Empirical decline curve analysis remains the primary tool for the estimation of ultimate recovery of unconventional shale wells, and correspondingly, the associated economic value. Yet, certain DCA parameters are difficult to determine directly from production data, especially early in a well's life. This is particularly true of the hyperbolic exponent, or b-parameter, in the Arps equation. We present a novel workflow for mathematically rigorous inference of the b-parameter by use of an automatic regression engine.
Forecasting production works well when there is considerable history (multiple years) of data. While it is possible to estimate the initial decline from short production histories (two to three months), this is not true of the b-parameter. We adopt a Bayesian framework using maximum likelihood estimation to determine the value of the b-parameter as an inference between a prior distribution and the data likelihood. We implement this framework in an automatic regression engine and provide a workflow to forecast hundreds of wells. We provide heuristics for estimating the prior distribution of the b-parameter. We compare how alternatives of the prior for the b-parameter influence the EUR and use hindcasting to compare the quality of the fit using our new method versus a weak prior.

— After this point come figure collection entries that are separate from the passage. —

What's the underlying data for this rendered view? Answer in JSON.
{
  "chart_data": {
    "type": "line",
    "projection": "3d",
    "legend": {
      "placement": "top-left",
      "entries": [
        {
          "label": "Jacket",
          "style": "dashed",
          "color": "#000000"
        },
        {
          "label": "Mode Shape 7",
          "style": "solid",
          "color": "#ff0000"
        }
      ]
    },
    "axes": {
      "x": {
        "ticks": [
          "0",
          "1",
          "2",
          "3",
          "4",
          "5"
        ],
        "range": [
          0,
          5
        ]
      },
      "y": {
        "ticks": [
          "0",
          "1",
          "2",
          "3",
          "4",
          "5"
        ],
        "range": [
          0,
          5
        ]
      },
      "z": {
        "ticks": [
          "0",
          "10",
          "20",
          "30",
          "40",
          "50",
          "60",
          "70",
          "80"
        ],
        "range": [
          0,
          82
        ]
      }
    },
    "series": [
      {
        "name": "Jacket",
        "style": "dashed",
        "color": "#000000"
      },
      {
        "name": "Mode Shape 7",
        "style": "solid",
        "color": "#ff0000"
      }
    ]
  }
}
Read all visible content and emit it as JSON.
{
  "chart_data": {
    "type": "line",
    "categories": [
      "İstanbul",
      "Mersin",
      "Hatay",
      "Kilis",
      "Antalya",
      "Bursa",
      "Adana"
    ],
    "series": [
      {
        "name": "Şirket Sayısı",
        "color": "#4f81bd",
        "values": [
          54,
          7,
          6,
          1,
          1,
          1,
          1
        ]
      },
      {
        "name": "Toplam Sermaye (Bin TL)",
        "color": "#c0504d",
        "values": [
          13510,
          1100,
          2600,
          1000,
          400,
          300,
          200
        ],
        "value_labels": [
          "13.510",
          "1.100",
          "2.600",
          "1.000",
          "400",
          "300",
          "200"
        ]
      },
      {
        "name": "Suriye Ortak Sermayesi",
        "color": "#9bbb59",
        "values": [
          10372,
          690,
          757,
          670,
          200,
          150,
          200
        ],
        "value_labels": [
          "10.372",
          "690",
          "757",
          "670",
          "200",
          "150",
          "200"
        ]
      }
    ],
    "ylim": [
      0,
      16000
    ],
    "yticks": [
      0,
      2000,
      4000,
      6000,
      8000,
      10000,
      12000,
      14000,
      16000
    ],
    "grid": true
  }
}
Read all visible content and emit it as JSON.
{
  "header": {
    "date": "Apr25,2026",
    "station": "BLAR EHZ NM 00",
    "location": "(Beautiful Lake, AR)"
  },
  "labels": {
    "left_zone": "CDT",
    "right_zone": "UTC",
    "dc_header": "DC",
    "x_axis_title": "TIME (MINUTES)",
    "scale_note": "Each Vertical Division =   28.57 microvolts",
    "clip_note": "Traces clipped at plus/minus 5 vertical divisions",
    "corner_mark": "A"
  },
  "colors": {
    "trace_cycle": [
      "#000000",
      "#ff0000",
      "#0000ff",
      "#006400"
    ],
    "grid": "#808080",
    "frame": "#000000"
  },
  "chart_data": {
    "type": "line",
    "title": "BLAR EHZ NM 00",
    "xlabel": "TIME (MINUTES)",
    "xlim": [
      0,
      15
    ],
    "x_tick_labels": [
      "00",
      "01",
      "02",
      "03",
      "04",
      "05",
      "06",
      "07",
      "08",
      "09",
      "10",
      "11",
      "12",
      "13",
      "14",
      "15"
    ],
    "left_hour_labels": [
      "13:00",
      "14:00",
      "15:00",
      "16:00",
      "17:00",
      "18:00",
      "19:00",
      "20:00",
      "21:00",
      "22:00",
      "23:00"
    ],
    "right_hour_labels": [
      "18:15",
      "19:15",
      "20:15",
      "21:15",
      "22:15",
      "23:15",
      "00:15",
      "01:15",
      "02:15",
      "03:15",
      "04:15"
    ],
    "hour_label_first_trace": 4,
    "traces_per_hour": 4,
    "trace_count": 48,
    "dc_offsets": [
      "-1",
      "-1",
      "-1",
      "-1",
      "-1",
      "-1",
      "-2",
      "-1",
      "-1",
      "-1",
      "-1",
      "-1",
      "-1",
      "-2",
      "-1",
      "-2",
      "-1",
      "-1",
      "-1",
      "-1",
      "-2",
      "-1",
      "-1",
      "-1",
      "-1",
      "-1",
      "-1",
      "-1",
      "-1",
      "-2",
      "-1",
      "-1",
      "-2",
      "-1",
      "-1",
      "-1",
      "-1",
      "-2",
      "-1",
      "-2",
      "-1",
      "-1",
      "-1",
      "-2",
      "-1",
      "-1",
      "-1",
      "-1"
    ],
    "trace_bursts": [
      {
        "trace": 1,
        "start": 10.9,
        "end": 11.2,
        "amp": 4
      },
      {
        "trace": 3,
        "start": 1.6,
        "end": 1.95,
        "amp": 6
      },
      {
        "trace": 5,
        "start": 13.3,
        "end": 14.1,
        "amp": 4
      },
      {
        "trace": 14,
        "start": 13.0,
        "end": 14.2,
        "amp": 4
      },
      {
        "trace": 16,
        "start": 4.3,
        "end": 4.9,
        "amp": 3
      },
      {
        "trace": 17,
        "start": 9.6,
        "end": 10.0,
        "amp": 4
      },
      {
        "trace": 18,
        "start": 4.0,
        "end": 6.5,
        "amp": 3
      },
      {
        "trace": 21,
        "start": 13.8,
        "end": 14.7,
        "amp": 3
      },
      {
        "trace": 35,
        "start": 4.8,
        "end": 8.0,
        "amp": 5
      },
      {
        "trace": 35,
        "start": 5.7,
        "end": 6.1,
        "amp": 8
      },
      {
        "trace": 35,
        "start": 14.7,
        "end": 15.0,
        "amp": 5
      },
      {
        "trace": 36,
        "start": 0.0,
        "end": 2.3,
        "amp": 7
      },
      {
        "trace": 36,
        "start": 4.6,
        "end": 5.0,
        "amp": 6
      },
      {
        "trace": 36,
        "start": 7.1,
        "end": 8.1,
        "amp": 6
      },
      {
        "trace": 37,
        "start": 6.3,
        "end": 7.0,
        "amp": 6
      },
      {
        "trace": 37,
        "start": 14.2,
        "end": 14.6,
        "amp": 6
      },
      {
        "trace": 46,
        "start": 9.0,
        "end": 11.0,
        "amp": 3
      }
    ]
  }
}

We find that traditional automatic regression fails to accurately determine the value of the b-parameter from short periods of production data. This can lead to unstable estimations of ultimate recovery. By use of a prior distribution, an analyst has a simple workflow for creating automatic forecasts that more closely reflect a b-parameter determined by empirical analysis, such as from a data set of analog wells. This in turn gives the analyst a greater degree of control over the model fit generated by the automatic regression engine. Moreover, we provide evidence that using a well-chosen prior for the b-parameter provides superior fit to future (unobserved) production time-rate data than a traditional automatic regression.
One of the principal challenges of creating an automatic regression engine is providing accurate fits to low quality or short periods of production data. Nonetheless, an accurate automatic regression engine is invaluable to analysts and/or engineers who must make forecasts for tens of thousands of unconventional shale wells across one or more basins. We provide a new input for an automatic regression engine—the prior distribution for the b-parameter—that enables a workflow to improve forecast accuracy for tens of thousands of wells in only minutes of compute time.